Chartering A Yacht: 8 Mistakes To Avoid

Want to get away on a yacht? Want to set sail with friends and family?

Sailing yacht

In recent years, yacht catering has taken the vacationing industry by storm. From gatherings to traveling, there are so many things to do for fun on a yacht.

However, there are certain things that you can and can’t do on a yacht. In fact, some activities and mistakes need to be avoided in order to get the best experience possible.

Here are 8 mistakes to avoid when chartering a yacht:

Ignoring The “Bare Foot” Rule

“Being barefoot on a yacht is more than just taking your shoes off for leisure,” says Jesse Williams, a sailing blogger at Paperfellows and Assignment Help. “Moreover, there is a reason why you’ll need to be barefoot on the yacht. Many yachts have a rule that shoes need to stay outside the cabin, and not on the deck, so that shoes don’t leave any scuffmarks or dents on the floor. If shoes are allowed on the yacht, then they’ll need to be soft-soled ‘boat shoes.’”

Breaching Boundaries

The crew needs to have their own boundaries. Invading their space without an invitation can disrupt their work. The same is true for the kitchen.

If you need something like food or drink, most yachts provide mini fridges in the guest areas. You can always ask a crew member for these items, whenever you need them.

Smoking On The Yacht

If you’re a smoker, then you may want to take note of this point.

On most yachts, you’re not allowed to smoke inside the cabin. While there may be designated smoking areas on deck, you still need to be careful when smoking on the yacht. Prior to chartering the yacht, make sure that you have the all-clear from the yacht crew and host.

Not Checking The VHF Radio

Believe it or not, the VHF radio is 100% important to have on the yacht. You’ll need to educate yourself on what channel the radio works on, which you can learn at the charter briefing. The briefing will let you know what situations warrant a call to the Coast Guard – a serious injury, severe illness, a fire, etc. You can also gain local knowledge from Sea Tow or Towboat US.

By checking the VHF radio prior to your voyage, you, your guests, and the crew will have help on standby whenever something happens.

Not Knowing The VHF Rules

In addition, keep in mind the VHF rules. Some of the rules go as follows:

  • Don’t abuse Channel 16. This channel is for hailing and distress ONLY.
  • Switch to a different channel only to inform your charter buddy boat you’re entering the anchorage. During anchorage, switch your VHF to 1W (low power)
  • Switch the VHF back to 25W (high power) when you’re underway.
  • Be sure to check if any local anchorages have unofficial designated channels. AND,
  • Know the necessary channels before you go on your voyage.

Not Checking The Yacht Batteries

Like any form of transportation, yachts need to be powered by batteries. The boat’s batteries are responsible for running the following:

  • The lights
  • The electronics
  • The fridges
  • The computers
  • The winches, etc.

When the batteries are low, your yacht will eventually run out of power. You wouldn’t want to run out of power when you and the crew are in the middle of the ocean.

So, make sure that the yacht stays at least 60% charged at all times.

 Not Having Enough Water For The Trip

Water is essential for all kinds of travel, including yacht.
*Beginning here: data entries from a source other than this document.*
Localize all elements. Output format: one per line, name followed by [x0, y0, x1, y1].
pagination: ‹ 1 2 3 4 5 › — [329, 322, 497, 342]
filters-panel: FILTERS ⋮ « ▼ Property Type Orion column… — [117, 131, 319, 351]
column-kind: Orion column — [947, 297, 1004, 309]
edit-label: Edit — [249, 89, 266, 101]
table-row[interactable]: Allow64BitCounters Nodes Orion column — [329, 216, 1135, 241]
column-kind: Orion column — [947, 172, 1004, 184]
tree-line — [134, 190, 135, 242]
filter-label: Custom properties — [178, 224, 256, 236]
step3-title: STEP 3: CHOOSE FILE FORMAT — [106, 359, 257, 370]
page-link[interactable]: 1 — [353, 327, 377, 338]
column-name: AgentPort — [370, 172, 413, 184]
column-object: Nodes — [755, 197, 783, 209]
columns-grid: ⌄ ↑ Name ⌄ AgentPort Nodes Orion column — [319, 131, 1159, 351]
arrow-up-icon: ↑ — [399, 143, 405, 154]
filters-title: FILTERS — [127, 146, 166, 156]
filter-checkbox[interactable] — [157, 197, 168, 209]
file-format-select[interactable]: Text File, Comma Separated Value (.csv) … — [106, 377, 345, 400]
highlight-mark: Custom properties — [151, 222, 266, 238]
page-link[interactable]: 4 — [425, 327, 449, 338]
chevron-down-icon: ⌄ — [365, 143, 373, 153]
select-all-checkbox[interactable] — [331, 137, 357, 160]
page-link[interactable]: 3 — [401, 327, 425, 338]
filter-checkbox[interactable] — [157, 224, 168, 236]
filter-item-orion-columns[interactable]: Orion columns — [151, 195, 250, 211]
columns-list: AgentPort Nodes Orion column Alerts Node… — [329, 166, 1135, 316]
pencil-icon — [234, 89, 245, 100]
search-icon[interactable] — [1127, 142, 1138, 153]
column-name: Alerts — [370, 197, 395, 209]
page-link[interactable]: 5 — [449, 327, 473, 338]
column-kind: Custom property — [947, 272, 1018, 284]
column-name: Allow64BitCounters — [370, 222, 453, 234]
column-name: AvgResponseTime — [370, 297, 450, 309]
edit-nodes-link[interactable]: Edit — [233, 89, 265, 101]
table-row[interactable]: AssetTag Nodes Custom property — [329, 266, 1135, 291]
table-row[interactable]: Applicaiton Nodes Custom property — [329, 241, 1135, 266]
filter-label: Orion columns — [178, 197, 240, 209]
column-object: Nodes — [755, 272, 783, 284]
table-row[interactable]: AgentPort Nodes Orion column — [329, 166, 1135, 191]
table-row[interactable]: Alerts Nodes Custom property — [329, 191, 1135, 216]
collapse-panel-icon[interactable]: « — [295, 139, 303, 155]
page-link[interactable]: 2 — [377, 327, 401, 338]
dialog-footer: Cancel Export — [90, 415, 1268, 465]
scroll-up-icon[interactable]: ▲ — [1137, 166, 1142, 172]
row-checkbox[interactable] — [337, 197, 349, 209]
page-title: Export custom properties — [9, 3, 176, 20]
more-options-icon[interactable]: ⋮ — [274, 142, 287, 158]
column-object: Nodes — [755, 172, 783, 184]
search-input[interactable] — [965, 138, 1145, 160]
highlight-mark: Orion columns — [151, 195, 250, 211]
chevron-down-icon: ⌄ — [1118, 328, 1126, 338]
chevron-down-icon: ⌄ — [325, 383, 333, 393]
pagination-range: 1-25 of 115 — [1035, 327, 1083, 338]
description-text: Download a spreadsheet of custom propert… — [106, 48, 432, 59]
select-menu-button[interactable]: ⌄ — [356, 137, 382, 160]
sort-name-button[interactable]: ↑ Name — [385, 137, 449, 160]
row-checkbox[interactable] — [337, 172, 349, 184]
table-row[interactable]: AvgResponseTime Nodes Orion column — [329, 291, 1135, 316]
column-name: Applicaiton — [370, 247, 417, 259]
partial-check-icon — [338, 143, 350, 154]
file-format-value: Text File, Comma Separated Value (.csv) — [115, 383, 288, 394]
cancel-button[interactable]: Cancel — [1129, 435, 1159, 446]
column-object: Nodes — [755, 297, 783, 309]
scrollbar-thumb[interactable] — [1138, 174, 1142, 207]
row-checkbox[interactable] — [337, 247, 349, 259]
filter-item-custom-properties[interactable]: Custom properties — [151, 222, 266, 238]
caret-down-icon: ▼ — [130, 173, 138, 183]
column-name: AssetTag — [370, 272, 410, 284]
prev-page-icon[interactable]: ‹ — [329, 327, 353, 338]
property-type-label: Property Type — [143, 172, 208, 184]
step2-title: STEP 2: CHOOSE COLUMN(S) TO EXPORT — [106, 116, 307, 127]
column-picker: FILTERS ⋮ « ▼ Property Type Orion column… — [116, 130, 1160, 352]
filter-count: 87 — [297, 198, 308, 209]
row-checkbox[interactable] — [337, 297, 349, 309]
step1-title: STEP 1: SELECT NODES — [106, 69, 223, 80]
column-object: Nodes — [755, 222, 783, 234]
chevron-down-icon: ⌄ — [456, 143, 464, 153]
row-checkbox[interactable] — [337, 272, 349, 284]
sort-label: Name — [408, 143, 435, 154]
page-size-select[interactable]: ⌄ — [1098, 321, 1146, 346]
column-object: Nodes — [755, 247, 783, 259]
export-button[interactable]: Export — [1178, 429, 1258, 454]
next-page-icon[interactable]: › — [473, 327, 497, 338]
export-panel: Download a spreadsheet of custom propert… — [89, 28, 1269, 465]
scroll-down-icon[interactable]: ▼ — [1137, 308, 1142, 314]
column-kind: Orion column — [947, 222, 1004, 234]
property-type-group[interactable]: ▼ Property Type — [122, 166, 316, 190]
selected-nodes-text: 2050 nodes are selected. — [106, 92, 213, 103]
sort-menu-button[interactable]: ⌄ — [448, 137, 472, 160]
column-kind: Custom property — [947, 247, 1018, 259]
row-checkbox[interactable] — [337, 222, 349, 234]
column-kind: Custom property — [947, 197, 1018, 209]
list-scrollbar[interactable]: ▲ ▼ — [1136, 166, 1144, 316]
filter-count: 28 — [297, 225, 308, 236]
That’s why you’ll need to check to see if the yacht has enough water supply for the following:

  • Drinking
  • Cooking
  • Showering
  • Grooming, etc.

Plus, don’t let the water run. It’s just like how you would do things at home.

Not Having Necessary Documentation

“Like any form of travel, you’ll need to have some sort of documentation that proves your identity, your residence, etc.,” says Sven Walters, a writer at Oxessays and Best Essay Services. “This is especially imperative, if you’re taking a yacht outside US waters. In that case, you’ll even need a valid passport on your person. And, it pays to double check to make sure that you have documentation on hand to avoid conflict with law enforcement.”


All of the above mistakes can be avoided just by using common sense. By doing everything you can to avoid said mistakes, your yacht charter will be a success!

Happy travels!


Emily Henry is a writer and editor at UK Writings and Academized. She is also a tutor and a contributing writer at As a content writer, she writes articles about sailing, vacationing, and tech trends.